Earlier this month, in a piece called “A Rock Star’s Fengqiao Experience,” we looked at the recent arrest of celebrity Chen Yufan (陈羽凡) and how this affair, apparently unlinked to the politics of Xi Jinping’s so-called “New Era,” is in fact disturbingly reflective of it. We can link the Mao-era “mass line” notion of the “Fengqiao experience,” which Xi Jinping has revived over the past five years, to new and intrusive forms of social management. But these trends in social management also pre-date the Xi era.
One of the key terms relevant to this “social management system,” or shehui guanli zhidu (社会管理制度), is the notion of a “gridded community management system,” or wanggehua guanli tixi (网格化管理体系). But where does this idea of “grid management,” wanggehua guanli (网格化管理), come from?
In fact, “grid management” first appeared in Shanghai in 2004. The following is a report from the official Xinhua News Agency, shared at the News Center at Sina.com, at the time one of China’s leading news portals.
Does that name sound familiar?
Chen’s fall from grace in the Shanghai pension scandal in 2006, less than two years after the above news story, was one of the most prominent corruption cases of the Hu Jintao era. In April 2008, Chen was handed an 18-year prison sentence for bribery, abuse of power and financial fraud for his alleged connection to the scandal. As a member of the Politburo, he was at the time the highest-level official to be toppled in more than a decade.
The “gridding” (网格化) of the communal space of the city requires unified city management and digital platforms, and involves the clear gridding of the city management zone into units within a comprehensive network. By strengthening the act of patrolling — including the mobilisation of community groups like those mentioned in our article on celebrity Chen Yufan — the government is able to proactively identify and handle any problems that might emerge. Consider: This was happening in Shanghai three years before the launch of the iPhone, and at least five years before the widespread availability of smartphones made mass data potentially available to governments. Combine this “visionary thinking” with the power of data, and it’s not difficult to imagine its implications in Xi Jinping’s so-called “New Era” a decade later.
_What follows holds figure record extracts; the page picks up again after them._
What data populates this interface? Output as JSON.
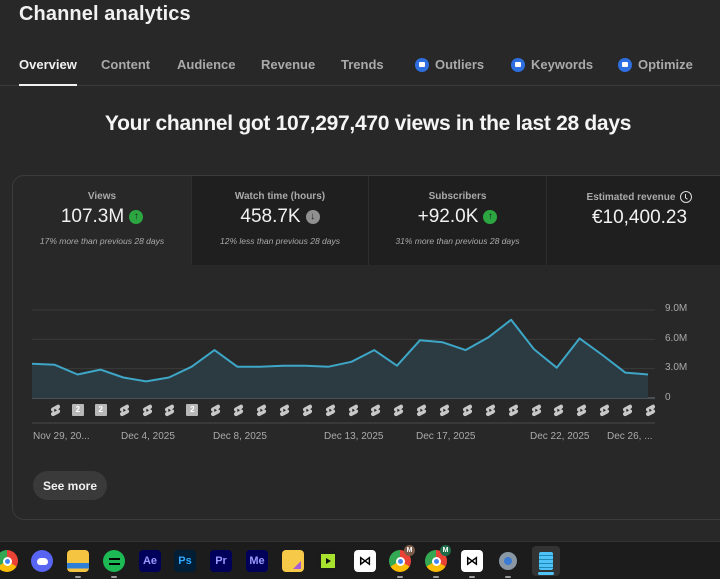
{
  "page": {
    "title": "Channel analytics",
    "headline": "Your channel got 107,297,470 views in the last 28 days"
  },
  "tabs": [
    {
      "label": "Overview",
      "active": true,
      "icon": null
    },
    {
      "label": "Content",
      "active": false,
      "icon": null
    },
    {
      "label": "Audience",
      "active": false,
      "icon": null
    },
    {
      "label": "Revenue",
      "active": false,
      "icon": null
    },
    {
      "label": "Trends",
      "active": false,
      "icon": null
    },
    {
      "label": "Outliers",
      "active": false,
      "icon": "extension-icon"
    },
    {
      "label": "Keywords",
      "active": false,
      "icon": "extension-icon"
    },
    {
      "label": "Optimize",
      "active": false,
      "icon": "extension-icon"
    }
  ],
  "metrics": [
    {
      "label": "Views",
      "value": "107.3M",
      "trend": "up",
      "comparison": "17% more than previous 28 days"
    },
    {
      "label": "Watch time (hours)",
      "value": "458.7K",
      "trend": "down",
      "comparison": "12% less than previous 28 days"
    },
    {
      "label": "Subscribers",
      "value": "+92.0K",
      "trend": "up",
      "comparison": "31% more than previous 28 days"
    },
    {
      "label": "Estimated revenue",
      "value": "€10,400.23",
      "trend": null,
      "comparison": "",
      "icon": "clock-icon"
    }
  ],
  "colors": {
    "accent_line": "#3ea6c6",
    "area_fill": "#2c3a42",
    "trend_up": "#2ba640",
    "trend_down": "#909090",
    "extension_blue": "#2e6fe0"
  },
  "chart_data": {
    "type": "area",
    "title": "Views",
    "xlabel": "",
    "ylabel": "",
    "ylim": [
      0,
      9000000
    ],
    "y_ticks": [
      "0",
      "3.0M",
      "6.0M",
      "9.0M"
    ],
    "x_tick_labels": [
      "Nov 29, 20...",
      "Dec 4, 2025",
      "Dec 8, 2025",
      "Dec 13, 2025",
      "Dec 17, 2025",
      "Dec 22, 2025",
      "Dec 26, ..."
    ],
    "x": [
      "Nov 29",
      "Nov 30",
      "Dec 1",
      "Dec 2",
      "Dec 3",
      "Dec 4",
      "Dec 5",
      "Dec 6",
      "Dec 7",
      "Dec 8",
      "Dec 9",
      "Dec 10",
      "Dec 11",
      "Dec 12",
      "Dec 13",
      "Dec 14",
      "Dec 15",
      "Dec 16",
      "Dec 17",
      "Dec 18",
      "Dec 19",
      "Dec 20",
      "Dec 21",
      "Dec 22",
      "Dec 23",
      "Dec 24",
      "Dec 25",
      "Dec 26"
    ],
    "series": [
      {
        "name": "Views",
        "values": [
          3500000,
          3400000,
          2400000,
          2900000,
          2100000,
          1700000,
          2100000,
          3200000,
          4900000,
          3200000,
          3200000,
          3300000,
          3300000,
          3200000,
          3700000,
          4900000,
          3300000,
          5900000,
          5700000,
          4900000,
          6200000,
          8000000,
          5000000,
          3100000,
          6100000,
          4400000,
          2600000,
          2400000
        ]
      }
    ],
    "grid": true,
    "legend": "none",
    "annotations": [
      "shorts",
      "2",
      "2",
      "shorts",
      "shorts",
      "shorts",
      "2",
      "shorts",
      "shorts",
      "shorts",
      "shorts",
      "shorts",
      "shorts",
      "shorts",
      "shorts",
      "shorts",
      "shorts",
      "shorts",
      "shorts",
      "shorts",
      "shorts",
      "shorts",
      "shorts",
      "shorts",
      "shorts",
      "shorts",
      "shorts"
    ]
  },
  "see_more_label": "See more",
  "taskbar": [
    {
      "name": "chrome",
      "label": "",
      "bg": "#ffffff",
      "fg": "#e33"
    },
    {
      "name": "discord",
      "label": "",
      "bg": "#5865f2",
      "fg": "#fff"
    },
    {
      "name": "file-explorer",
      "label": "",
      "bg": "#f5c542",
      "fg": "#fff"
    },
    {
      "name": "spotify",
      "label": "",
      "bg": "#1db954",
      "fg": "#000"
    },
    {
      "name": "after-effects",
      "label": "Ae",
      "bg": "#00005b",
      "fg": "#9999ff"
    },
    {
      "name": "photoshop",
      "label": "Ps",
      "bg": "#001e36",
      "fg": "#31a8ff"
    },
    {
      "name": "premiere-pro",
      "label": "Pr",
      "bg": "#00005b",
      "fg": "#9999ff"
    },
    {
      "name": "media-encoder",
      "label": "Me",
      "bg": "#00005b",
      "fg": "#9999ff"
    },
    {
      "name": "sticky-notes",
      "label": "",
      "bg": "#f7c948",
      "fg": "#a45cd9"
    },
    {
      "name": "media-player",
      "label": "",
      "bg": "#1b1b1b",
      "fg": "#a6e22e"
    },
    {
      "name": "capcut",
      "label": "",
      "bg": "#ffffff",
      "fg": "#000"
    },
    {
      "name": "chrome-profile-m1",
      "label": "M",
      "bg": "#ffffff",
      "fg": "#e33"
    },
    {
      "name": "chrome-profile-m2",
      "label": "M",
      "bg": "#ffffff",
      "fg": "#e33"
    },
    {
      "name": "capcut-2",
      "label": "",
      "bg": "#ffffff",
      "fg": "#000"
    },
    {
      "name": "settings",
      "label": "",
      "bg": "#7a8894",
      "fg": "#3a7bd5"
    },
    {
      "name": "notepad",
      "label": "",
      "bg": "#4fc3f7",
      "fg": "#fff"
    }
  ]
}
Once we know what to look for, a simple Google search can tell us a lot about this method of social management, and offer up visualisations providing a clear idea of how local governments in China are putting the idea into practice:
Here, for example, is a page from Tibet Daily, the official Party mouthpiece of the Tibet Autonomous Region (TAR), dated November 3, 2014. It looks at the implementation of “gridded management” down to the district level as part of a comprehensive rollout of the approach, clearly by this point dated back over two years.
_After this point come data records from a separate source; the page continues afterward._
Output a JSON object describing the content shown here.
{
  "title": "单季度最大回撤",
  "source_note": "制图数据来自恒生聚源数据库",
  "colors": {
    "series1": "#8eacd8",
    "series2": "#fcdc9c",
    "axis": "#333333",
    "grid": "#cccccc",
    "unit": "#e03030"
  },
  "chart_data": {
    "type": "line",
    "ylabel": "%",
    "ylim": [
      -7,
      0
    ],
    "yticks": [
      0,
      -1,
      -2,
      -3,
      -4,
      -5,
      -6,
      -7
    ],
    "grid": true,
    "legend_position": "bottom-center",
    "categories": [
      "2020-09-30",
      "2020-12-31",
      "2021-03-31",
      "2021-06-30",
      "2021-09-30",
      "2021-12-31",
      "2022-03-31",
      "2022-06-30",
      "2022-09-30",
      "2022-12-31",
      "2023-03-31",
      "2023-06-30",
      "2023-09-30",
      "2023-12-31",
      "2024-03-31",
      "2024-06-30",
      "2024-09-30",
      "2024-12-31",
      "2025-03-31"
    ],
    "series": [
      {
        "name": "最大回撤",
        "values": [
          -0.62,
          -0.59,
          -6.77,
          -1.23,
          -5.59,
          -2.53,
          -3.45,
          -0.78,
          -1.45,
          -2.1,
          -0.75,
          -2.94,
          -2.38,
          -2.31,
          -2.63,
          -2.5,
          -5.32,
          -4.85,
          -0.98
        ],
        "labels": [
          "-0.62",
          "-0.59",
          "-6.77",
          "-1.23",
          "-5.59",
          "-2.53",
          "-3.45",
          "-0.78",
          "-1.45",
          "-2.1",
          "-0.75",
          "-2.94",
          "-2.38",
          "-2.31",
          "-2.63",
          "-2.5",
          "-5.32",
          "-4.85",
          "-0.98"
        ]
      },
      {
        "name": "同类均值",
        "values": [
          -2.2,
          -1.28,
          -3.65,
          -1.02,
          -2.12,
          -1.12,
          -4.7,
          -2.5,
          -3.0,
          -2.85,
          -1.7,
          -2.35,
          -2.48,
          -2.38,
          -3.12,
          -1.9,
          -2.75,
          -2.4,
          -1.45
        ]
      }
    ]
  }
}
To offer a further example, there is the story CMP reported last month about how Zhou Chen (周辰), a journalist at Caixin, had revealed in a tell-all account on the media’s website that she had been intimidated by local police in the city of Quanzhou, in coastal Fujian province, as she attempted to report on a chemical spill at a local oil port.According to Zhou’s account, she went to bed early on November 11 after filing her news report. She was in bed when she heard the sound of a keycard opening the door of her hotel room. Four men wearing police uniforms entered her room and asked to see her identification. They claimed to be conducting searches for prostitutes. One officer, said Zhou, told his deputies to search the toilet and balcony. They never produced their own identification. After the men left, the hotel service desk apologised to Zhou, saying police had demanded a copy of her keycard.When you understand China’s grid management system and how it operates, you can understand how this female journalist carrying out her professional obligation to conduct what in China we call “supervision by public opinion” (舆论监督), or monitoring through media coverage, would come under the shadow of the “grid” wherever she decided to stay in the course of reporting the story of the chemical spill. And under such as system, those personnel operating the grid management would be compelled to act.
The term “grid management” is a neologism in China, but it is something that could also be found in ancient times. The so-called “Baojia system” (保甲制) developed in China during the Song dynasty in the 11th century. Chinese society was divided under this system into jia (甲) consisting of 10 families, and 10 jia combined to form a single bao (保). Each jia had a leader, and its bao had a leader. This was essentially a militarisation of society in which control was exercised at every level.
The method was employed again in the 1930s, this time by the Kuomintang party as it encircled the base of the Chinese Communist Party in Jiangxi. The strategy was to tighten the noose around the neck of the Red Army, eliminating the threat they posed.
China’s 21st century grid management system seems to operate on the premise that Chinese society is a threat to itself.